Nos nouveaux amis musiciens nous invitent à les voir en concert, on ne sait pas trop c’est où, mais on dit toujours oui, puisque c’est l’occasion de découvrir un nouveau coin d’Istanbul. Étant trop nombreux pour un seul taxi, on s’enfile dans deux voitures. Direction Güzeltepe, nom prometteur qui veut dire: “la belle montagne”. Aucun des deux chauffeurs ne sait exactement c’est où, on les excusera, c’est grand quand même c’te ville, qui a d’abord des noms de secteurs, sous-divisés en noms de quartiers, qui prennent parfois alors les noms de la rue, qui sont parfois mieux connu sous un ancien nom d’avant le coup d’État, etc. etc. etc.
Notre chauffeur grogne tout de même tout le long d’être le suiveux, croyant savoir mieux que son collègue par où passer et tente donc à maintes reprises de le dépasser, faisant fi des règles de bonne conduite de base. Nous on s’agrippe, en se demandant intérieurement pourquoi au juste on n’a pas pris l’autobus.
On arrive heureusement vivants à la belle montage, un espèce de terrain vague parking avec paniers de basket où un des partis socialistes locaux a organisé une soirée de concerts. On se sent vraiment au beau milieu de nulle part. Heureusement on avait mangé avant, parce que tout ce qu’ils servent, c’est de la littérature du parti et du thé sur lequel tout le monde saute dès qu’il est prêt. On se partagera un verre à trois.

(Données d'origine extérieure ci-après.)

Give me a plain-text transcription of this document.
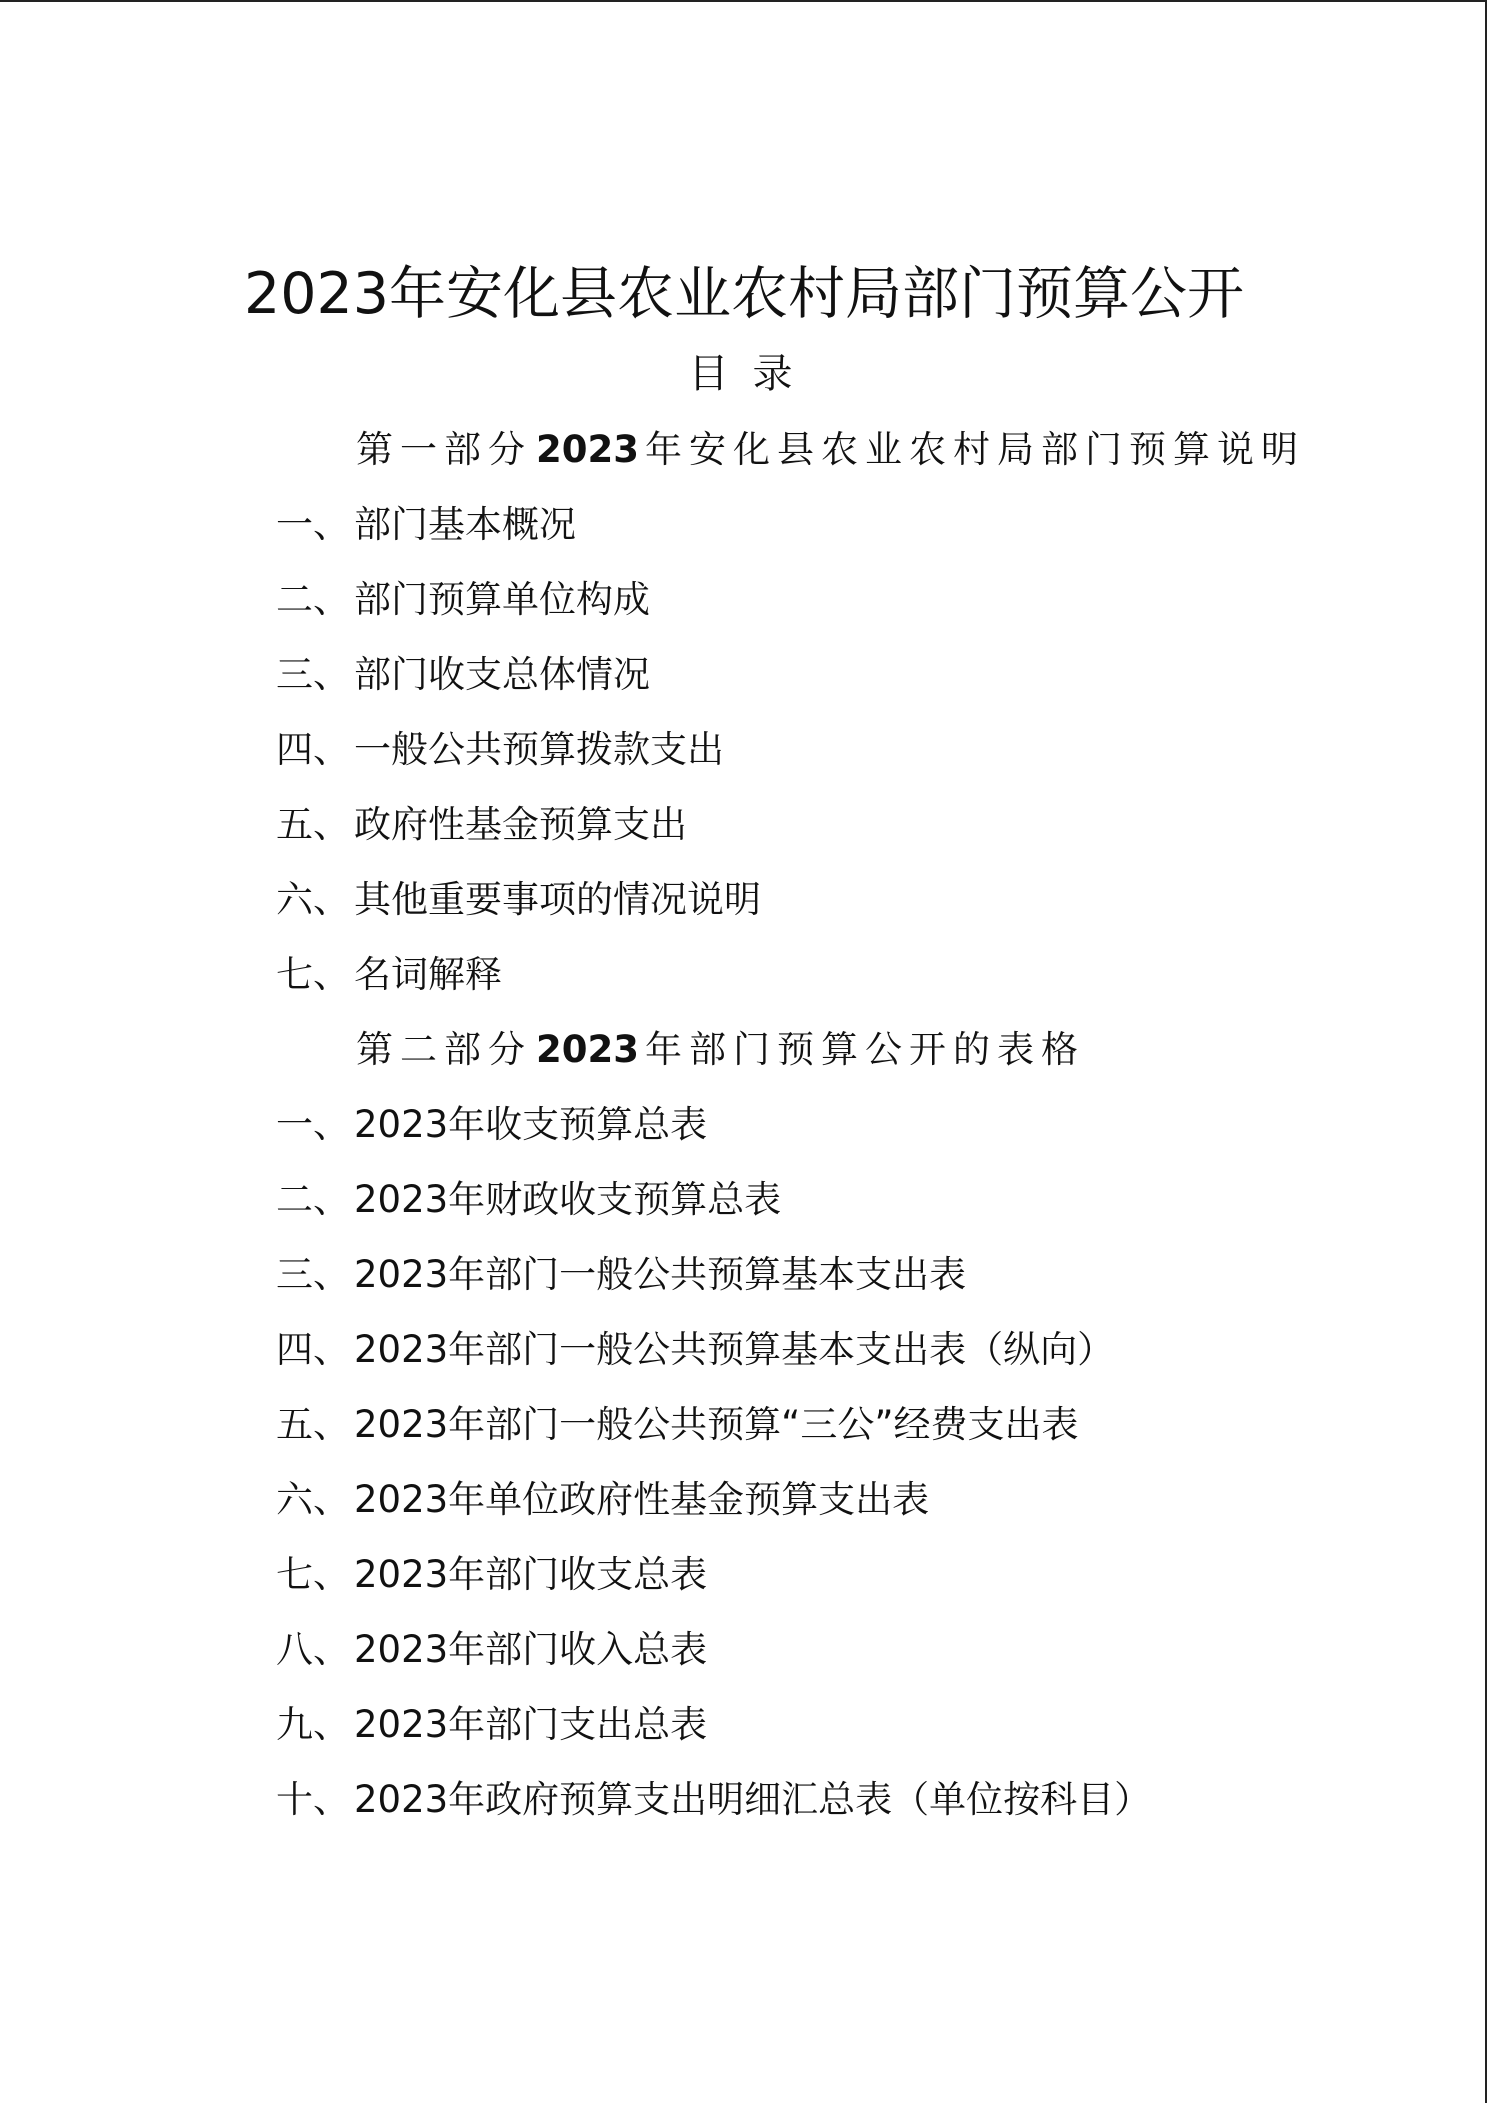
2023年安化县农业农村局部门预算公开
目录
第一部分 2023 年安化县农业农村局部门预算说明
一、 部门基本概况
二、 部门预算单位构成
三、 部门收支总体情况
四、 一般公共预算拨款支出
五、 政府性基金预算支出
六、 其他重要事项的情况说明
七、 名词解释
第二部分 2023 年部门预算公开的表格
一、 2023年收支预算总表
二、 2023年财政收支预算总表
三、 2023年部门一般公共预算基本支出表
四、 2023年部门一般公共预算基本支出表（纵向）
五、 2023年部门一般公共预算“三公”经费支出表
六、 2023年单位政府性基金预算支出表
七、 2023年部门收支总表
八、 2023年部门收入总表
九、 2023年部门支出总表
十、 2023年政府预算支出明细汇总表（单位按科目）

Le premier groupe, de type rock, incite les jeunes à danser. La particularité, puisque qu’on est alors dans un quartier majoritairement kurde, c’est que les jeunes dansent une danse traditionnelle kurde, où tout le monde se tient par les épaules, côte à côte. Il y a une série de pas simples qui ressemblent au continental. Étant sous l’influence du rythme rock, la danse se voit légèrement plus rythmée que la tradition le voudrait. Entre les chansons, des adolescents scandent avec une conviction étonnante, du haut de leurs treize-quatorze ans, quelques slogans à saveur communiste internationale : iş, ekmek, özgürlük (travail, pain, liberté).
Parmi le line-up aussi, évidemment, nos amis: j’aurai peut-être l’occasion de vous reparler d’eux, mais pour l’instant retenez juste qu’ils s’appellent les Bandista, groupe de musique politiquement engagée qu’on peut découvrir sur leur beau site ici. Album à downloader gratuitement, sont copyleft comme il le faut. Avant eux, jouait un des plus célèbres chansonniers turcs, engagé certainement lui aussi: il s’appelle Barja. Je vous reviendrai avec un lien sur sa musique, en tous les cas, ici il est fort connu: aux deux premiers accords de sa première chanson, tout le monde capotait. Le hit. Et j’ai compris pourquoi: même sans tout comprendre, sa voix a fait craquer mon coeur.
O, the sounds of Istanbul… Çok seni seviyorum.
c’est qui ce barja super connu? J’arrive pas à le trouver… moi aussi jeveux me faire craquer le coeur
ah oui, t’as raison, je voulais le retrouver…
alors il s’appelle en fait Bajar, et il est relié aussi avec un groupe qui s’appelle Kardeş Türküler, j’ai retrouvé quelques trucs moyens sur youtube, mais pas le moment magique qui s’est produit là-bas, maalesef.